At this time, the war against the rebels gradually worsened. In the second year of Zhide (757), An Lushan was killed by his son An Qingxu (安慶緒), and An Qingxu occupied Luoyang and declared himself emperor. The rebel general Shi Siming retook the counties of Hebei, then besieged the isolated city of Taiyuan, intending to capture Hedong and then take the areas of Peifang, Hexi, and Longyou. An Qingxu appointed Yi Ziqi (尹子奇) as the governor of Henan and led his troops to attack Suiyang, intending to penetrate towards the Yangtze River and seize the region's financial resources. Thus, the focus of the battle turned to the strategic locations of Taiyuan and Suiyang, and if either of them was captured, the consequences would be disastrous.

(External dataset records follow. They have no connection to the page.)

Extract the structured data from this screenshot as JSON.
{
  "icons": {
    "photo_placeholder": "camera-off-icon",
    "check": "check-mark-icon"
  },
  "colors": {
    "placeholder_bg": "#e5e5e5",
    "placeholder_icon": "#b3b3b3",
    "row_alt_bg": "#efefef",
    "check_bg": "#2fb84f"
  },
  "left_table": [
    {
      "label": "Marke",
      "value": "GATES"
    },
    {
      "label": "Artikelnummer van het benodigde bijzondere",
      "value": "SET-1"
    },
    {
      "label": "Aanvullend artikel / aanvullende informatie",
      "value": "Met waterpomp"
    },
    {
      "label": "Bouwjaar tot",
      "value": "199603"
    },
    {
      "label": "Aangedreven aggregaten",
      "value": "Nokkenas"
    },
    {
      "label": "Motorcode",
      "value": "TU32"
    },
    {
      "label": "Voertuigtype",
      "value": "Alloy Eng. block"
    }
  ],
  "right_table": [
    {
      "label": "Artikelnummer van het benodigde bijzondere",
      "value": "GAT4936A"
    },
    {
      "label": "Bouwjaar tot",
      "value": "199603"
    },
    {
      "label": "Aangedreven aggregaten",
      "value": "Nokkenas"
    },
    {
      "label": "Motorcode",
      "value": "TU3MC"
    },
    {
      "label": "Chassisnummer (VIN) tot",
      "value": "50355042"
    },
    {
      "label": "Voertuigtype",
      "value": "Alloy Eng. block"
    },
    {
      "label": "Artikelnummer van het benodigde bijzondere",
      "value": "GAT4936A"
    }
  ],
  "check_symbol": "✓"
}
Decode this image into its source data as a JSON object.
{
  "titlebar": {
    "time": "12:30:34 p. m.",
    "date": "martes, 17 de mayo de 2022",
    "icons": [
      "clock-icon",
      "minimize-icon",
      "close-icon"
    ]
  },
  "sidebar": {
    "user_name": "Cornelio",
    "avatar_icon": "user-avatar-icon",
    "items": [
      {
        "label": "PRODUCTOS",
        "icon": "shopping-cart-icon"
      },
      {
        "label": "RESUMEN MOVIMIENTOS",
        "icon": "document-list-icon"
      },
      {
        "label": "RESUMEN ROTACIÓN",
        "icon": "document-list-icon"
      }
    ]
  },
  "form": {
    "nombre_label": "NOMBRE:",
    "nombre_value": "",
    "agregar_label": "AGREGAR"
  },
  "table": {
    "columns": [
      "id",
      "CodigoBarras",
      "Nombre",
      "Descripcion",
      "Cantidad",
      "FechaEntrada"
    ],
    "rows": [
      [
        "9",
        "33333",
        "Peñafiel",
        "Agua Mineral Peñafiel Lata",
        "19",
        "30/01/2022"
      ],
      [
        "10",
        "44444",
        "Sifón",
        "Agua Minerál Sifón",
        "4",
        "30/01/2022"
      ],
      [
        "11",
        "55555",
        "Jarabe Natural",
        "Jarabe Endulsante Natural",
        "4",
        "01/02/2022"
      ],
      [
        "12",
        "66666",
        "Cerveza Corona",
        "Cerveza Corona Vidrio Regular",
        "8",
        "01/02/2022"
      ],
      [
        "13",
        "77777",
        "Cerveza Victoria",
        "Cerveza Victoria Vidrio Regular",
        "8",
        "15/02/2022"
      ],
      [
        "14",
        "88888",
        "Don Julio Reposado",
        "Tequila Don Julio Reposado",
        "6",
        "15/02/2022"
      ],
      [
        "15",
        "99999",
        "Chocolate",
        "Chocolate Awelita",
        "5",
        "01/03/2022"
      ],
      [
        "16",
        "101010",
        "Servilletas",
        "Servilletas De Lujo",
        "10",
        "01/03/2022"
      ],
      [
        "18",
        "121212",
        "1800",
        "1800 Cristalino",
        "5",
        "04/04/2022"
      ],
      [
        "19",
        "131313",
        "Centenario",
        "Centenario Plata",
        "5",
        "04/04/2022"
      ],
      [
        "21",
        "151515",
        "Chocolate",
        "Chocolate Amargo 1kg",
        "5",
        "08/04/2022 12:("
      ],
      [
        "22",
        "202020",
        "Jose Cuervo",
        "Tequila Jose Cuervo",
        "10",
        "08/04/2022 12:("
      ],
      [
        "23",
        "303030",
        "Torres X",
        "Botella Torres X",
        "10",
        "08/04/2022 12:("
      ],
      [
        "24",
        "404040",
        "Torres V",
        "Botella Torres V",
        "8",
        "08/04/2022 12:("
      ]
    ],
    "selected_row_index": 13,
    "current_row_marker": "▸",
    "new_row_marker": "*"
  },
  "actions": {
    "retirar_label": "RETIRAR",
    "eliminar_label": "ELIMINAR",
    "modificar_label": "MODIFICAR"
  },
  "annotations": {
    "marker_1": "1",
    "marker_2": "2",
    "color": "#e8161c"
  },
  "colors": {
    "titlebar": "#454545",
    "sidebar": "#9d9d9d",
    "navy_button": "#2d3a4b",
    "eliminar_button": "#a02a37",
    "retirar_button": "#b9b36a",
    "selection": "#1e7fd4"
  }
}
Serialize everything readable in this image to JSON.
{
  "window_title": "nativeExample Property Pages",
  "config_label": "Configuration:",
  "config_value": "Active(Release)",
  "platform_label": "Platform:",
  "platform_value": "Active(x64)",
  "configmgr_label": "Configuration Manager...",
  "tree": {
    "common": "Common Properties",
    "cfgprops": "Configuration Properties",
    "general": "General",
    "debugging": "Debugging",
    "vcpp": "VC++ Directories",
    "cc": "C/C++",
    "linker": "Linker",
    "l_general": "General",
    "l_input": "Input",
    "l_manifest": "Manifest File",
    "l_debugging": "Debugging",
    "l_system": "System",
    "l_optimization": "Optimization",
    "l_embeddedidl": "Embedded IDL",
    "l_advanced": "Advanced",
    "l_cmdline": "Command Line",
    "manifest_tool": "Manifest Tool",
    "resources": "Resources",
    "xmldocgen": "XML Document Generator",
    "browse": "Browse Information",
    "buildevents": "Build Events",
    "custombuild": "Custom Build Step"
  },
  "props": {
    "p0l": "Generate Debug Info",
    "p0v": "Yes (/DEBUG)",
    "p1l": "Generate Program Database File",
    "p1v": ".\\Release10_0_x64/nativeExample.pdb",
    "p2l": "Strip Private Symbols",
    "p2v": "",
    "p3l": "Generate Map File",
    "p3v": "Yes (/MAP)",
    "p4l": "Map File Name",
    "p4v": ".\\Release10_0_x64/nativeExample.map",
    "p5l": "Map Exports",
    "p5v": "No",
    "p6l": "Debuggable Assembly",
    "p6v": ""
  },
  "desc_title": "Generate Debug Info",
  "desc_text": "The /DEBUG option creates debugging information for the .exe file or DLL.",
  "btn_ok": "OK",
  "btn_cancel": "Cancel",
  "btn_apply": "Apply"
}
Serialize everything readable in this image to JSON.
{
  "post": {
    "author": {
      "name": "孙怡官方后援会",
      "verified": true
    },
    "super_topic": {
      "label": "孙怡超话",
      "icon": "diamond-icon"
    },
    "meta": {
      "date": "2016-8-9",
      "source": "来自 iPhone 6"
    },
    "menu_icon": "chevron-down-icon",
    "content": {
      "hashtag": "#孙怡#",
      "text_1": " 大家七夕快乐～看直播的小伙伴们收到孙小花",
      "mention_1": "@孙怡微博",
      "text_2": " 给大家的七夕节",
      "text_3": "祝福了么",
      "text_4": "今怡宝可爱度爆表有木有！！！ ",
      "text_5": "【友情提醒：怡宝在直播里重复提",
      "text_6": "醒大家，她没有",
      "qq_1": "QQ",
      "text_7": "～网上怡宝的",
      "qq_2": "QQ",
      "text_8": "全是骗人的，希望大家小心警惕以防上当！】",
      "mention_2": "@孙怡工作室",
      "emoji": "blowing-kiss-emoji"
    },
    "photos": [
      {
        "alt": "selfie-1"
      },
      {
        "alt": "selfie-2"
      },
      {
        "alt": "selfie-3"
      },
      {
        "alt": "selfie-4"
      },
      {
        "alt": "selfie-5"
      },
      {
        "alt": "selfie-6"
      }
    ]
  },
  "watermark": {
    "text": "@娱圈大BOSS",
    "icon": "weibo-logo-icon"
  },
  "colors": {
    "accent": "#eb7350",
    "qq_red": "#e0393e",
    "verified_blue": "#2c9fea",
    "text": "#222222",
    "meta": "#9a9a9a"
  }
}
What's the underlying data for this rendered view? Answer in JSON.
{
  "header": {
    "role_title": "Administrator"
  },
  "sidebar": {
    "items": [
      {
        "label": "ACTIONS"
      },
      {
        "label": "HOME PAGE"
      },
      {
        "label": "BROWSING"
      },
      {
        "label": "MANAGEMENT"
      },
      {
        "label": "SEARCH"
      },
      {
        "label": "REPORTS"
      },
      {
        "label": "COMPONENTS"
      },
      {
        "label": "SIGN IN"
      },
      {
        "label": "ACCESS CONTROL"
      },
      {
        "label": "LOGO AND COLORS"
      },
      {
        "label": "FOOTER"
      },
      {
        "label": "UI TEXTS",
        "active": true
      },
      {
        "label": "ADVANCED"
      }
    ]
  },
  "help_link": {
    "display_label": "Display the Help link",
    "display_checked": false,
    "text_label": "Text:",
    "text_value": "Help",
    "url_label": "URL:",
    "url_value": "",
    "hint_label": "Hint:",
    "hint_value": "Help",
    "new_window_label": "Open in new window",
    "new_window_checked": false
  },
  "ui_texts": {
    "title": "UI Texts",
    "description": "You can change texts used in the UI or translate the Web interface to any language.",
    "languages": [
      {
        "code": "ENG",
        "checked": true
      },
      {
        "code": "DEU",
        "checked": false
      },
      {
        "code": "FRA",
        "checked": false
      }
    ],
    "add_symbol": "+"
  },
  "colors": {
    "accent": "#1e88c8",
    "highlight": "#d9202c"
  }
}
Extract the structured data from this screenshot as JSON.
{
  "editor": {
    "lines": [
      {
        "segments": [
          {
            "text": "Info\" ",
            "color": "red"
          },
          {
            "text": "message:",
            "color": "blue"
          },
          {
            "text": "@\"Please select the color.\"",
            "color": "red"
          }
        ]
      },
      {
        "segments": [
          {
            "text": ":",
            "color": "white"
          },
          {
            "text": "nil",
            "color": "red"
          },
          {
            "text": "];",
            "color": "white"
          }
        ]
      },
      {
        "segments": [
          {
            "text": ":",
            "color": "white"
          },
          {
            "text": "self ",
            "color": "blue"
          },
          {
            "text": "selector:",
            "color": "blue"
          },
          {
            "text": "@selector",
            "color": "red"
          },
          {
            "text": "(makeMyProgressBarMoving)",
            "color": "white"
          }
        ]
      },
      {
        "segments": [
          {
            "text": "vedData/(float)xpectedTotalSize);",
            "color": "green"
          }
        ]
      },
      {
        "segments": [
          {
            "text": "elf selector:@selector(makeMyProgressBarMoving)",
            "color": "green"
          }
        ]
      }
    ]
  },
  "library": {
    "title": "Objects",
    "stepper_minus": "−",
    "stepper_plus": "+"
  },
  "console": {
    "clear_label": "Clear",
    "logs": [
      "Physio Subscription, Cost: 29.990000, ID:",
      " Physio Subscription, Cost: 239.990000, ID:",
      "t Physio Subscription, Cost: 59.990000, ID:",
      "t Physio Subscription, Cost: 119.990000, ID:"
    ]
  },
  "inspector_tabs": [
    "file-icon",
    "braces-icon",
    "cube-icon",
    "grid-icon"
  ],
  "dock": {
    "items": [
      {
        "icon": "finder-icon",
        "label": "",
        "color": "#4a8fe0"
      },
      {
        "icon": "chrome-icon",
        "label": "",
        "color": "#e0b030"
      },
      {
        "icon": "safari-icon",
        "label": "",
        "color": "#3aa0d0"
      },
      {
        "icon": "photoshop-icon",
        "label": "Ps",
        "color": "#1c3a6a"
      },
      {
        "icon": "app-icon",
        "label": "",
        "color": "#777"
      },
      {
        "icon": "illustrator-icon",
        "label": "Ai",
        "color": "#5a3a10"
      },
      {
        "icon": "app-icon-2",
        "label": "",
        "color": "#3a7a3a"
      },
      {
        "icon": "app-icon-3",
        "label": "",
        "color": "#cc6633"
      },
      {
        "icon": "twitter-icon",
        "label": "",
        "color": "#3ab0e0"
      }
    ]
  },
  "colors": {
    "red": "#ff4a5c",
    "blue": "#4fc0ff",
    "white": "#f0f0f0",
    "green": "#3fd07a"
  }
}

On the twenty-fifth day of the first lunar month, Yin Zhiqi led troops from the states of Gui and Tan, as well as the armies of Tongluo, Tujue, and Xi, and joined forces with Yang Chaozong, gathering a total of 130,000 troops to attack Suiyang. Suiyang governor Xu Yuan heard the news and urgently informed Zhang Xun. Zhang Xun led more than 3,000 soldiers from Ningling into Suiyang and joined forces with Xu Yuan, gathering a total of 6,800 soldiers to participate in the Battle of Suiyang.